CPS.HJS35.101007132337.photo00.quicklook.default-245x163.jpg
Usine textile à Brassac, dans le Tarn (Photo : Pascal Pavani)

[10/10/2007 11:31:08] PARIS (AFP) La production industrielle française a enregistré en août une légère hausse de 0,3% sur un mois, un bon résultat à associer à celui encore meilleur de juillet (+1,7%), selon les économistes, qui ne voient toutefois pas de motif de réviser leurs prévisions de croissance.

Bien que légère, l’embellie du mois d’août est “tout à fait encourageante pour l’économie française”, estime Alexander Law du cabinet d’études Xerfi, pour qui l’industrie française a connu “un été plutôt ensoleillé”.

La seule production manufacturière (calculée hors énergie et industries agricole et alimentaire) est quasiment stable à 0,1% par rapport à juillet, après une hausse de 2,1% le mois précédent.

Egalement en hausse, la production d’énergie qui fait un bond de 1,2%, celle des biens de consommation (+0,9%) et l’activité dans la construction qui progresse de +0,4%, selon l’Insee.

Parmi les motifs de satisfaction, c’est surtout la hausse de la production automobile (+0,9%), après le bon chiffre de juillet (4,9%), que retiennent les économistes.

“Après tant de mois calamiteux, il s’agit là d’une vraie bouffée d’oxygène, non seulement pour les industriels du secteur, mais également pour les nombreuses entreprises en amont (sidérurgistes, fondeurs, etc.)”, souligne Alexander Law.

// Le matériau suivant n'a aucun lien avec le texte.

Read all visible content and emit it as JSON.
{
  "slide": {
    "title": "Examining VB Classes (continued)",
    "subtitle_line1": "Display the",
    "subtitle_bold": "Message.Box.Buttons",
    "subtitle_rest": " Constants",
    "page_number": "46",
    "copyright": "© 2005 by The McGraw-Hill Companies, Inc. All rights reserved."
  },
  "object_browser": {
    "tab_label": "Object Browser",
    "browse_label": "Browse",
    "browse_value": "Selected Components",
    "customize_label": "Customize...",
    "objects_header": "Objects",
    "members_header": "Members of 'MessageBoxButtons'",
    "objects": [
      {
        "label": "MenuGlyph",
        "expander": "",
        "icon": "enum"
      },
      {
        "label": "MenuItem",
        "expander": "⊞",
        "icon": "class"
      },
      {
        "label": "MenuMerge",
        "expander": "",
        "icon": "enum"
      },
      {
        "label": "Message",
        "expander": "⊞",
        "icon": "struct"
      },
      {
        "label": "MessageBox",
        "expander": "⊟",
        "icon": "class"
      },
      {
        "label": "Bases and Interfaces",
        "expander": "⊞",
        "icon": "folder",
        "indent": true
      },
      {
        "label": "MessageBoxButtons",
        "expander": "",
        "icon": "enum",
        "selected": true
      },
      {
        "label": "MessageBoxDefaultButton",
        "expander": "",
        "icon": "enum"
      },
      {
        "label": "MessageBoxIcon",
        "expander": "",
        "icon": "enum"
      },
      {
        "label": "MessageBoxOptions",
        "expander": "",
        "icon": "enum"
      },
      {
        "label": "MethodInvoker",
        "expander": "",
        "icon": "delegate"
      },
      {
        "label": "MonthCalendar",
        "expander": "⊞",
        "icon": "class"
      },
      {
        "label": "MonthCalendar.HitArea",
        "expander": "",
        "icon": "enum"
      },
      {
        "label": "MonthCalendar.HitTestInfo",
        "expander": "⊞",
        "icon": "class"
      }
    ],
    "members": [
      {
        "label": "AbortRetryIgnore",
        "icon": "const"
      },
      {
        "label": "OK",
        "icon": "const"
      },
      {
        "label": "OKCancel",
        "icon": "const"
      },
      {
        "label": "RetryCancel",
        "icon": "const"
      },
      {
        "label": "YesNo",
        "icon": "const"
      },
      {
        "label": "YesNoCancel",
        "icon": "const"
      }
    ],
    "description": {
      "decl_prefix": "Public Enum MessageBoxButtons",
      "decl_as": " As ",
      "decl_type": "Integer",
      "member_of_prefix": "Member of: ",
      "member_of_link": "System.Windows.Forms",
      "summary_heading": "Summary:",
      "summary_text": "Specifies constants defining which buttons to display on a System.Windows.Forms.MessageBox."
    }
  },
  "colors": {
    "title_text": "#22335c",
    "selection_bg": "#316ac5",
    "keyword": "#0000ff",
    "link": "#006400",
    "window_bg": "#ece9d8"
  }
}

Selon lui, il est vital pour le tissu industriel français “que PSA et Renault continuent de bénéficier des fruits de leurs nouveaux plans produits (à commencer par les véhicules produits en France (308, Laguna, etc.)”.

Même analyse pour le cabinet Asterès qui relève que les nouveaux modèles de voitures proposés par les constructeurs français trouvent preneurs, en France comme à l’étranger.

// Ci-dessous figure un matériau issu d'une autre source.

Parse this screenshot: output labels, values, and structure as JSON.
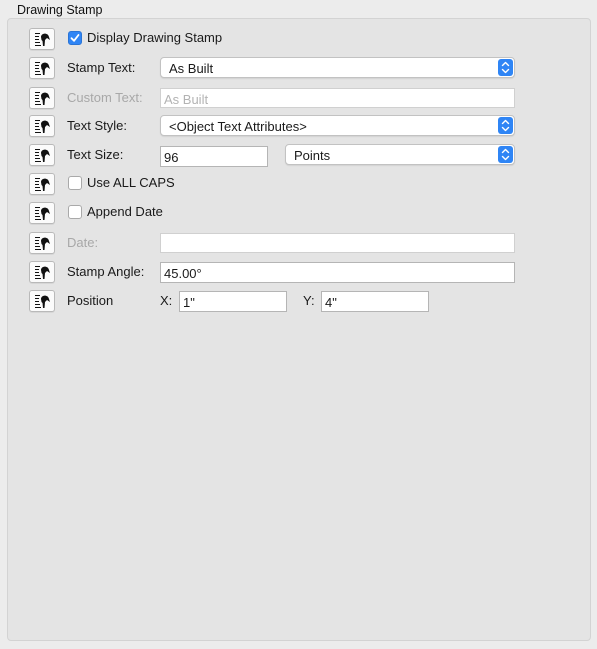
{
  "group": {
    "title": "Drawing Stamp"
  },
  "display_stamp": {
    "label": "Display Drawing Stamp",
    "checked": true
  },
  "stamp_text": {
    "label": "Stamp Text:",
    "value": "As Built"
  },
  "custom_text": {
    "label": "Custom Text:",
    "placeholder": "As Built",
    "enabled": false
  },
  "text_style": {
    "label": "Text Style:",
    "value": "<Object Text Attributes>"
  },
  "text_size": {
    "label": "Text Size:",
    "value": "96",
    "unit": "Points"
  },
  "all_caps": {
    "label": "Use ALL CAPS",
    "checked": false
  },
  "append_date": {
    "label": "Append Date",
    "checked": false
  },
  "date": {
    "label": "Date:",
    "value": "",
    "enabled": false
  },
  "stamp_angle": {
    "label": "Stamp Angle:",
    "value": "45.00°"
  },
  "position": {
    "label": "Position",
    "x_label": "X:",
    "x_value": "1\"",
    "y_label": "Y:",
    "y_value": "4\""
  },
  "icons": {
    "link_button": "link-icon",
    "check": "checkmark-icon",
    "popup_arrows": "chevron-up-down-icon"
  },
  "colors": {
    "accent": "#2f85f5",
    "panel": "#e4e4e4",
    "window": "#ececec",
    "disabled_text": "#a8a8a8"
  }
}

“Ce point est absolument fondamental. Parce que l’industrie automobile représente près de 10% de l’industrie manufacturière. Mais aussi parce que la demande émanant des constructeurs irrigue en amont l’activité dans nombre de secteurs”, fait valoir Nicolas Bouzou (Asterès).

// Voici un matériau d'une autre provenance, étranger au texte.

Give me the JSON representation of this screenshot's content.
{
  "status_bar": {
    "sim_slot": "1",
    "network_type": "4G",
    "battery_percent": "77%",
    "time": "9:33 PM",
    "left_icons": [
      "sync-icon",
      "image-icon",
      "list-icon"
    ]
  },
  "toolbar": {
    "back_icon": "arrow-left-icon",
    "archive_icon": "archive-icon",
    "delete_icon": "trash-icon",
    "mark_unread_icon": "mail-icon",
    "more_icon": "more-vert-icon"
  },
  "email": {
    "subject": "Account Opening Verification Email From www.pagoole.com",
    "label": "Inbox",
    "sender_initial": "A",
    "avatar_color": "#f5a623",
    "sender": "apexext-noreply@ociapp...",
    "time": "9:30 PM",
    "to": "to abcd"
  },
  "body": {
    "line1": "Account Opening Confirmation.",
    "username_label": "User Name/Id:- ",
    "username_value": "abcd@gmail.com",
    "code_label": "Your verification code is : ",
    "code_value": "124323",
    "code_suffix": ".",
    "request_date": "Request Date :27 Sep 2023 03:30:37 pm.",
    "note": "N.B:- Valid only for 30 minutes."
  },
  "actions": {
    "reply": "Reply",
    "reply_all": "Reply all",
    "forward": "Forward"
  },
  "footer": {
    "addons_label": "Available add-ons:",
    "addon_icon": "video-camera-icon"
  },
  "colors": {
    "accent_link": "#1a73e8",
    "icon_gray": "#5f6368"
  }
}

Du côté des baisses, la production de biens intermédiaires chute de 0,6% en août alors que les industries agricoles et alimentaires ont une production stable.

Ce recul des biens intermédiaires est qualifié par M. Bouzou de “contre-performance” qui tendrait à prouver que “si la conjoncture industrielle est encore bien orientée, les chiffres du quatrième trimestre pourraient décevoir”.

Nicolas Bouzou rappelle que la production de biens intermédiaires est généralement considérée comme un indicateur avancé “relativement robuste” de la conjoncture industrielle globale.

S’ils admettent un redressement de l’économie française au troisième trimestre à travers les bons chiffres de la consommation, du commerce extérieur et de la production industrielle, les économistes n’y voit toutefois pas une raison suffisante pour réviser leurs prévisions de croissance pour 2007.

“Les aléas qui peuvent modifier notre prévision centrale de croissance (+1,75% en 2007 et +1,8% en 2008) sont plus baissiers que haussiers, tant l’incertitude conjoncturelle est grande”, analyse Alexander Law.

Un raisonnement partagé par le cabinet Astérès qui, “malgré les bons chiffres de ces derniers jours”, maintient sa prévision de croissance à 1,8%.